"To-morrow you will have escaped the piano and violin, Tommy's squeals and the yowling of the cats, the manifold charms of Beaumont Buildings, and the picturesque cabbages of the costers' barrows, Miss Lorton. I wonder whether you will ever come back?"
"Why, of course," said Nell, smiling. "Dick is not going to spend the remainder of his life at Anglemere. Oh, yes; we shall be back almost before you have missed us, Mr. Falconer."
"Think so?" he said, smiling, too, but with a strange look in his eyes, and a tremulous quiver of the thin and too-red lips. "Then you will have to be back in a very few minutes after the cab has left the door. No; somehow I fancy that Beaumont Buildings is seeing the last of you. Tommy must share my dread, for he howled with more than his accustomed vehemence when he said 'Good-by' just now."

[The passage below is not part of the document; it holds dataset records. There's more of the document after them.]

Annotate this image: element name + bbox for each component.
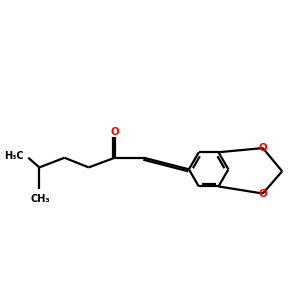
Text: H₃C: H₃C [4, 151, 23, 161]
Text: O: O [110, 127, 119, 137]
Text: O: O [258, 188, 267, 199]
Text: CH₃: CH₃ [31, 194, 51, 204]
Text: O: O [258, 143, 267, 153]
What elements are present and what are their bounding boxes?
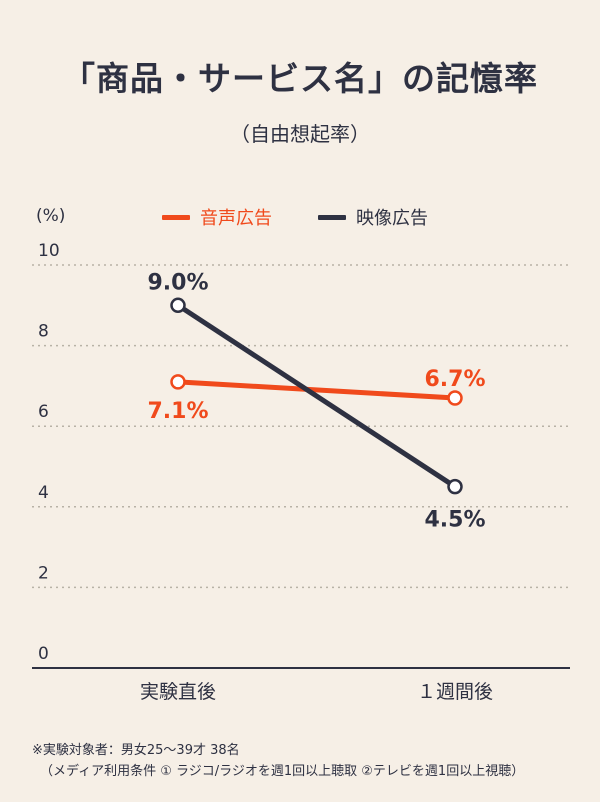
legend-label-audio: 音声広告 (200, 208, 272, 229)
y-tick-label-4: 4 (38, 483, 49, 503)
series-line-1 (176, 303, 457, 489)
series-0-label-0: 7.1% (147, 399, 208, 424)
series-0-point-1 (447, 390, 463, 406)
y-tick-label-0: 0 (38, 644, 49, 664)
series-1-point-0 (170, 297, 186, 314)
y-tick-label-2: 2 (38, 563, 49, 583)
footnote-subjects: ※実験対象者：男女25～39才 38名 (32, 743, 240, 758)
series-0-label-1: 6.7% (424, 367, 485, 392)
series-1-label-1: 4.5% (424, 508, 485, 533)
series-line-0 (177, 379, 456, 401)
footnote-conditions: （メディア利用条件 ① ラジコ/ラジオを週1回以上聴取 ②テレビを週1回以上視聴… (40, 764, 525, 779)
y-tick-label-8: 8 (38, 322, 49, 342)
y-axis-label: (%) (36, 206, 66, 226)
series-1-point-1 (447, 478, 463, 495)
series-1-label-0: 9.0% (147, 270, 208, 295)
legend-item-video: 映像広告 (318, 204, 428, 230)
y-tick-label-10: 10 (38, 241, 60, 261)
x-tick-label-0: 実験直後 (140, 681, 216, 703)
legend-swatch-audio (162, 214, 190, 220)
chart-subtitle: （自由想起率） (230, 122, 370, 146)
legend-label-video: 映像広告 (356, 208, 428, 229)
legend-swatch-video (318, 214, 346, 220)
series-0-point-0 (170, 374, 186, 390)
legend: 音声広告 映像広告 (0, 204, 600, 230)
chart-title: 「商品・サービス名」の記憶率 (62, 59, 538, 98)
y-tick-label-6: 6 (38, 402, 49, 422)
legend-item-audio: 音声広告 (162, 204, 272, 230)
x-tick-label-1: １週間後 (417, 681, 493, 703)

"That was because you said I ought not to kiss him, because he was so dirty," said Nell. "Poor little Tommy! Yes, I think he'll miss me!"
"It's not improbable," he said, in his ironical way. "I wish I were seven years old, with a smudgy face and a perpetual sniff. Who knows! You might have some pity to spare for me."
Nell laughed with the unconscious heartlessness of the woman who does not suspect that the man she is laughing at loves her better than life itself.
"Oh, I hope you will miss us, too," she said. "But you will be freer to get on with your work. I'm afraid Dick—and I, too!—have often interrupted you and interfered with your composing. You must set at the cantata while we are away, and have it finished for us to hear when we come back. And, Mr. Falconer, you will take care of yourself, won't you? You are so careless, you know—about going out in the rain and at night without an umbrella or overcoat. I heard you coughing last night."
"Did you?" he said. "I hope I didn't keep you awake! I kept my head under the bedclothes as much as I could! Yes, I'll take care, though I don't think it matters very much."
Nell looked up at him, startled and rather shocked.
"Why do you say that?" she said reproachfully. "Do you think that Dick—and I—wouldn't be sorry if you were ill?"